MAtt Appling @ Ministry Matters:
While I responded politely to my friend, I was curious. Why was this the first and really only thing they had to say about their church? Is its sheer size really its only admirable feature? Surely not.

My friends fell victim to the logic that is so pervasive in our American consumer culture. We live in a culture where numbers impress. We validate our choices based on what others are doing. We want to buy cars that are popular and clothes that are fashionable and live in up-and-coming neighborhoods and visit the trendiest stores and restaurants. And even when it comes to religious expression, we just go with the crowd.

In advertising, it’s called the “bandwagon” approach. 12,000 people can’t be wrong!


Of course, while advertising has one name for this logic, your mother had a different spin on it. Didn’t she ask you if all your friends were jumping off a bridge, would you do it to?

Of course we told her that we wouldn’t.


I doubt it. The trendiest, flashiest, most beautiful and popular church was the obvious choice. It didn’t even require prayer.
There is a difference between building a following and building a church. There is nothing necessarily wrong with borrowing techniques from marketing to help build the church - to a point.

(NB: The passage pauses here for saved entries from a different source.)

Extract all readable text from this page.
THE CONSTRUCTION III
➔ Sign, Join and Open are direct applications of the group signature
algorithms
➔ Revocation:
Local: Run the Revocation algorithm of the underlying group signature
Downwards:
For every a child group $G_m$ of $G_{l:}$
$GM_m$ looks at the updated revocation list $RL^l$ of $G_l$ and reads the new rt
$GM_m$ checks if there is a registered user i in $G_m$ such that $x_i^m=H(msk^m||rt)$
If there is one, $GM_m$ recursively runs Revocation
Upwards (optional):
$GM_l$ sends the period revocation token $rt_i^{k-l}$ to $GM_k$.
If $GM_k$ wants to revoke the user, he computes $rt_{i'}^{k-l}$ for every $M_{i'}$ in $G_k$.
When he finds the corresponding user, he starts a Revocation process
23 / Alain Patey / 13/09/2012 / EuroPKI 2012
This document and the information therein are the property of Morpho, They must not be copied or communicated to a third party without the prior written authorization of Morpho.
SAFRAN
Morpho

Much of marketing is about selling things with little value. People sit in line for the latest iPad - it does not do anything that the last model did, it just looks prettier doing it. That does not represent a huge increase in value. Marketing sells something like that - it moves a product that would not otherwise move.

But Christianity is of the highest value! It should sell itself.

So why must we resort to marketing to produce results? Maybe becasue the product we are trying to sell is the cheap counterfeit.

Might want to think about that as you discuss the next move for your church.